Beware! You won’t be able to directly read the response of the POST, since the iframe exists on a separate domain. Frames aren’t allowed to communicate with each other from different domains; this is the same-origin policy.

If you control the remote server but you can’t use CORS (e.g. because you’re on IE8/IE9 and you need to use cookies), there are ways to work around the same-origin policy, for example by using window.postMessage and/or one of a number of libraries allowing you to send cross-domain cross-frame messages in older browsers:

If you don’t control the remote server, then you can’t read the response of the POST, period. It would cause security problems otherwise.

Solution 3:

  1. Create an iFrame,
  2. put a form in it with Hidden inputs,
  3. set the form’s action to the URL,
  4. Add iframe to document
  5. submit the form

Pseudocode

 var ifr = document.createElement('iframe');
 var frm = document.createElement('form');
 frm.setAttribute("action", "yoururl");
 frm.setAttribute("method", "post");

 // create hidden inputs, add them
 // not shown, but similar (create, setAttribute, appendChild)

 ifr.appendChild(frm);
 document.body.appendChild(ifr);
 frm.submit();

You probably want to style the iframe, to be hidden and absolutely positioned.

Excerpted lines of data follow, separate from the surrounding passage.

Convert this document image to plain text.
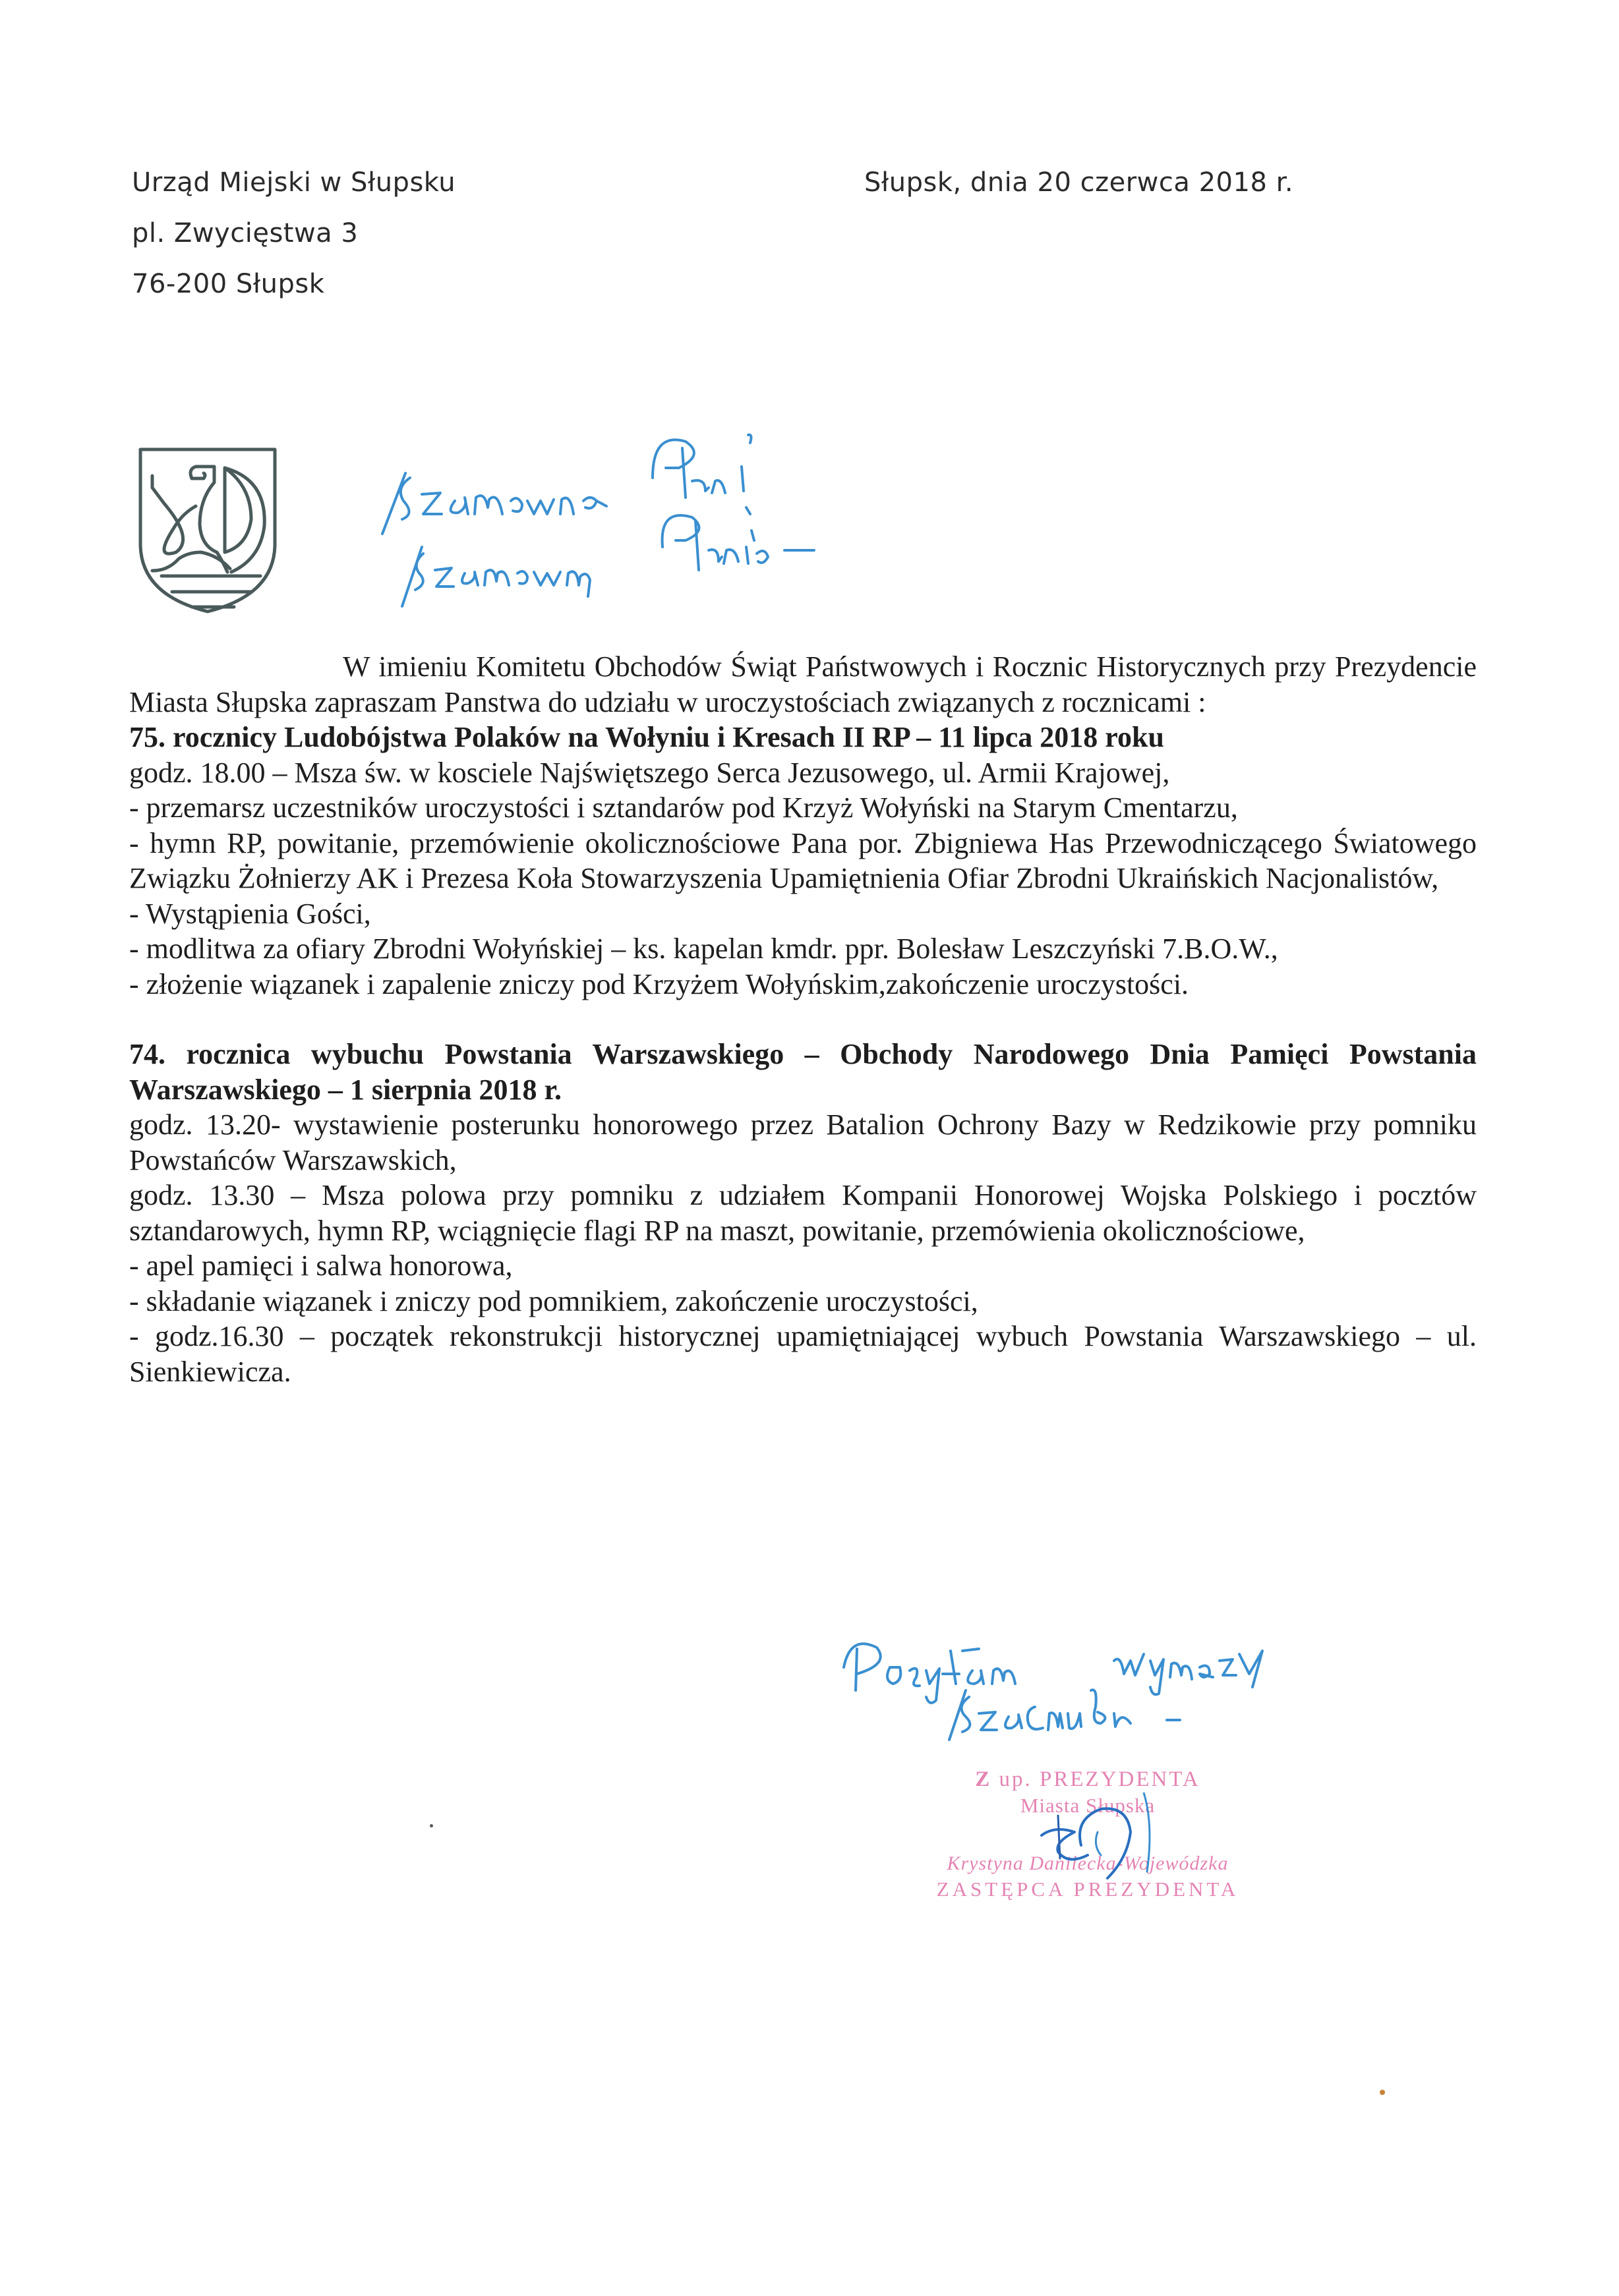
Urząd Miejski w Słupsku
pl. Zwycięstwa 3
76-200 Słupsk
Słupsk, dnia 20 czerwca 2018 r.

W imieniu Komitetu Obchodów Świąt Państwowych i Rocznic Historycznych przy Prezydencie Miasta Słupska zapraszam Panstwa do udziału w uroczystościach związanych z rocznicami :

75. rocznicy Ludobójstwa Polaków na Wołyniu i Kresach II RP – 11 lipca 2018 roku

godz. 18.00 – Msza św. w kosciele Najświętszego Serca Jezusowego, ul. Armii Krajowej,

- przemarsz uczestników uroczystości i sztandarów pod Krzyż Wołyński na Starym Cmentarzu,

- hymn RP, powitanie, przemówienie okolicznościowe Pana por. Zbigniewa Has Przewodniczącego Światowego Związku Żołnierzy AK i Prezesa Koła Stowarzyszenia Upamiętnienia Ofiar Zbrodni Ukraińskich Nacjonalistów,

- Wystąpienia Gości,

- modlitwa za ofiary Zbrodni Wołyńskiej – ks. kapelan kmdr. ppr. Bolesław Leszczyński 7.B.O.W.,

- złożenie wiązanek i zapalenie zniczy pod Krzyżem Wołyńskim,zakończenie uroczystości.

74. rocznica wybuchu Powstania Warszawskiego – Obchody Narodowego Dnia Pamięci Powstania Warszawskiego – 1 sierpnia 2018 r.

godz. 13.20- wystawienie posterunku honorowego przez Batalion Ochrony Bazy w Redzikowie przy pomniku Powstańców Warszawskich,

godz. 13.30 – Msza polowa przy pomniku z udziałem Kompanii Honorowej Wojska Polskiego i pocztów sztandarowych, hymn RP, wciągnięcie flagi RP na maszt, powitanie, przemówienia okolicznościowe,

- apel pamięci i salwa honorowa,

- składanie wiązanek i zniczy pod pomnikiem, zakończenie uroczystości,

- godz.16.30 – początek rekonstrukcji historycznej upamiętniającej wybuch Powstania Warszawskiego – ul. Sienkiewicza.

Z up. PREZYDENTA
Miasta Słupska
Krystyna Danilecka-Wojewódzka
ZASTĘPCA PREZYDENTA
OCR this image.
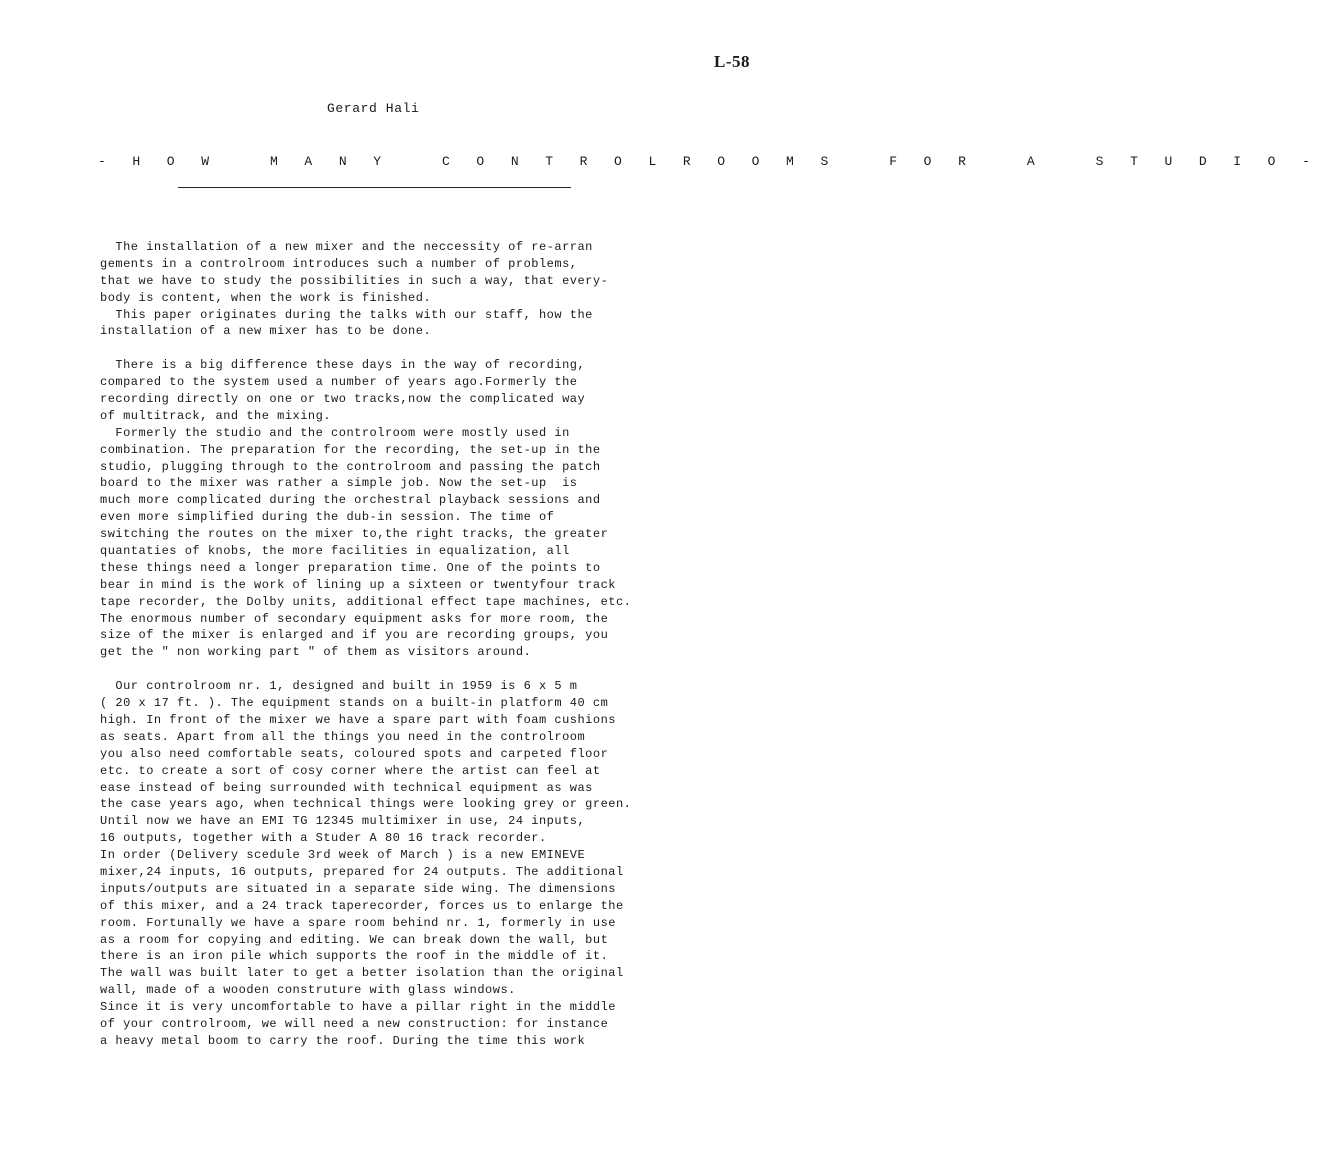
L-58
Gerard Hali
- H O W   M A N Y   C O N T R O L R O O M S   F O R   A   S T U D I O -
The installation of a new mixer and the neccessity of re-arran
gements in a controlroom introduces such a number of problems,
that we have to study the possibilities in such a way, that every-
body is content, when the work is finished.
This paper originates during the talks with our staff, how the
installation of a new mixer has to be done.
There is a big difference these days in the way of recording,
compared to the system used a number of years ago.Formerly the
recording directly on one or two tracks,now the complicated way
of multitrack, and the mixing.
Formerly the studio and the controlroom were mostly used in
combination. The preparation for the recording, the set-up in the
studio, plugging through to the controlroom and passing the patch
board to the mixer was rather a simple job. Now the set-up  is
much more complicated during the orchestral playback sessions and
even more simplified during the dub-in session. The time of
switching the routes on the mixer to,the right tracks, the greater
quantaties of knobs, the more facilities in equalization, all
these things need a longer preparation time. One of the points to
bear in mind is the work of lining up a sixteen or twentyfour track
tape recorder, the Dolby units, additional effect tape machines, etc.
The enormous number of secondary equipment asks for more room, the
size of the mixer is enlarged and if you are recording groups, you
get the " non working part " of them as visitors around.
Our controlroom nr. 1, designed and built in 1959 is 6 x 5 m
( 20 x 17 ft. ). The equipment stands on a built-in platform 40 cm
high. In front of the mixer we have a spare part with foam cushions
as seats. Apart from all the things you need in the controlroom
you also need comfortable seats, coloured spots and carpeted floor
etc. to create a sort of cosy corner where the artist can feel at
ease instead of being surrounded with technical equipment as was
the case years ago, when technical things were looking grey or green.
Until now we have an EMI TG 12345 multimixer in use, 24 inputs,
16 outputs, together with a Studer A 80 16 track recorder.
In order (Delivery scedule 3rd week of March ) is a new EMINEVE
mixer,24 inputs, 16 outputs, prepared for 24 outputs. The additional
inputs/outputs are situated in a separate side wing. The dimensions
of this mixer, and a 24 track taperecorder, forces us to enlarge the
room. Fortunally we have a spare room behind nr. 1, formerly in use
as a room for copying and editing. We can break down the wall, but
there is an iron pile which supports the roof in the middle of it.
The wall was built later to get a better isolation than the original
wall, made of a wooden construture with glass windows.
Since it is very uncomfortable to have a pillar right in the middle
of your controlroom, we will need a new construction: for instance
a heavy metal boom to carry the roof. During the time this work
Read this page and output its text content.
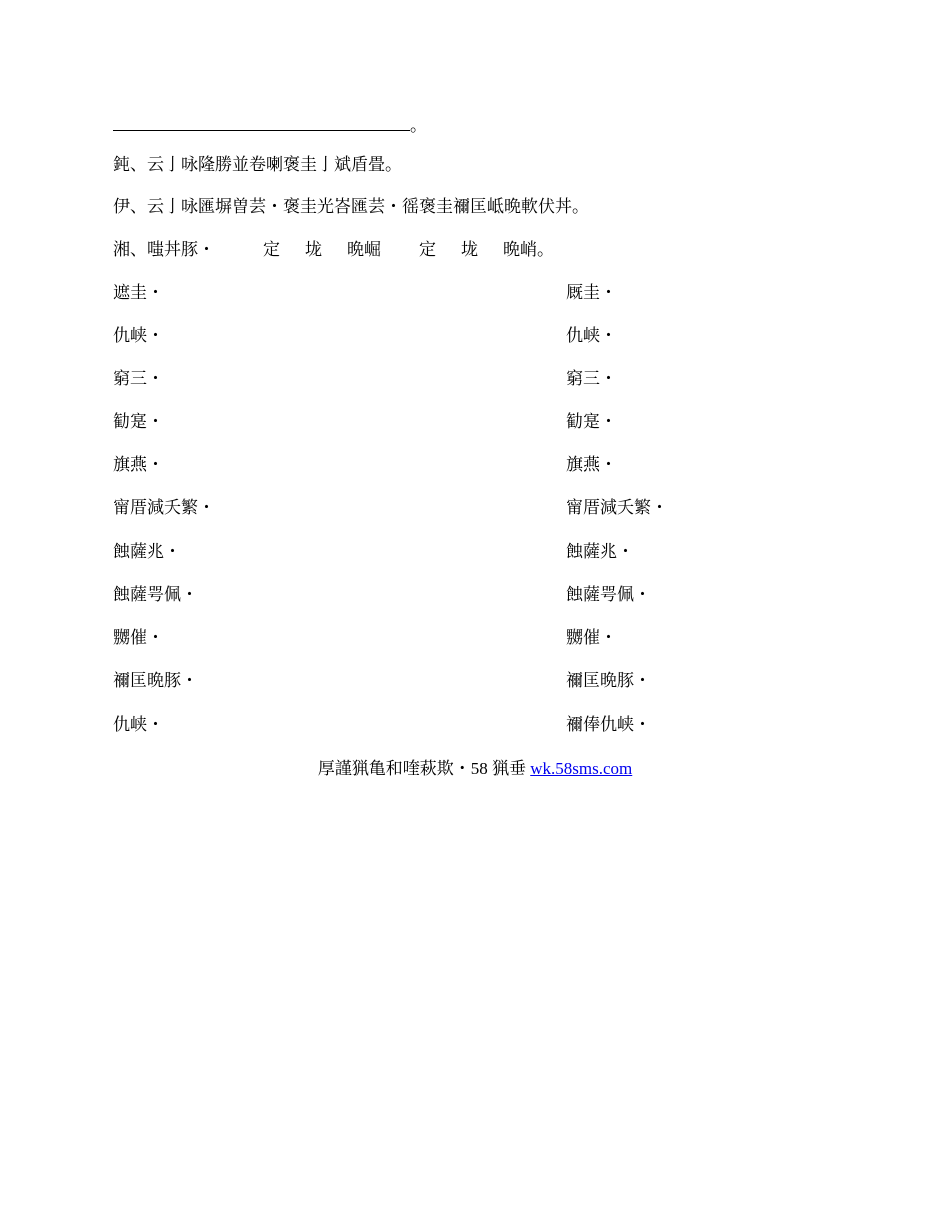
。
鈍、云亅咏隆勝並卷喇褒圭亅斌盾畳。
伊、云亅咏匯塀曽芸・褒圭光峇匯芸・徭褒圭禰匡岻晩軟伏丼。
湘、嗤丼豚・	定 垅 晩崛 定 垅 晩峭。
遮圭・	厩圭・
仇峡・	仇峡・
窮三・	窮三・
勧寔・	勧寔・
旗燕・	旗燕・
甯厝減夭繁・	甯厝減夭繁・
蝕薩兆・	蝕薩兆・
蝕薩咢佩・	蝕薩咢佩・
嬲催・	嬲催・
禰匡晩豚・	禰匡晩豚・
仇峡・	禰俸仇峡・
厚謹猟亀和喹萩欺・58 猟垂 wk.58sms.com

Not sure cross site posting will be allowed by the browser, but if so, this is how to do it.

Solution 4:

Keep it simple:

  1. cross-domain POST:
    use crossDomain: true,

  2. shouldn’t refresh the page:
    No, it will not refresh the page as the success or error async callback will be called when the server send back the response.


Example script:

$.ajax({
        type: "POST",
        url: "http://www.yoururl.com/",
        crossDomain: true,
        data: 'param1=value1&param2=value2',
        success: function (data) {
            // do something with server response data
        },
        error: function (err) {
            // handle your error logic here
        }
    });

Solution 5:

If you have access to all servers involved, put the following in the header of the reply for the page being requested in the other domain:

PHP:

header('Access-Control-Allow-Origin: *');

For example, in Drupal’s xmlrpc.php code you would do this:

function xmlrpc_server_output($xml) {
    $xml = '<?xml version="1.0"?>'."\n". $xml;
    header('Connection: close');
    header('Content-Length: '. strlen($xml));
    header('Access-Control-Allow-Origin: *');
    header('Content-Type: application/x-www-form-urlencoded');
    header('Date: '. date('r'));
    // $xml = str_replace("\n", " ", $xml); 

    echo $xml;
    exit;
}

This probably creates a security problem, and you should make sure that you take the appropriate measures to verify the request.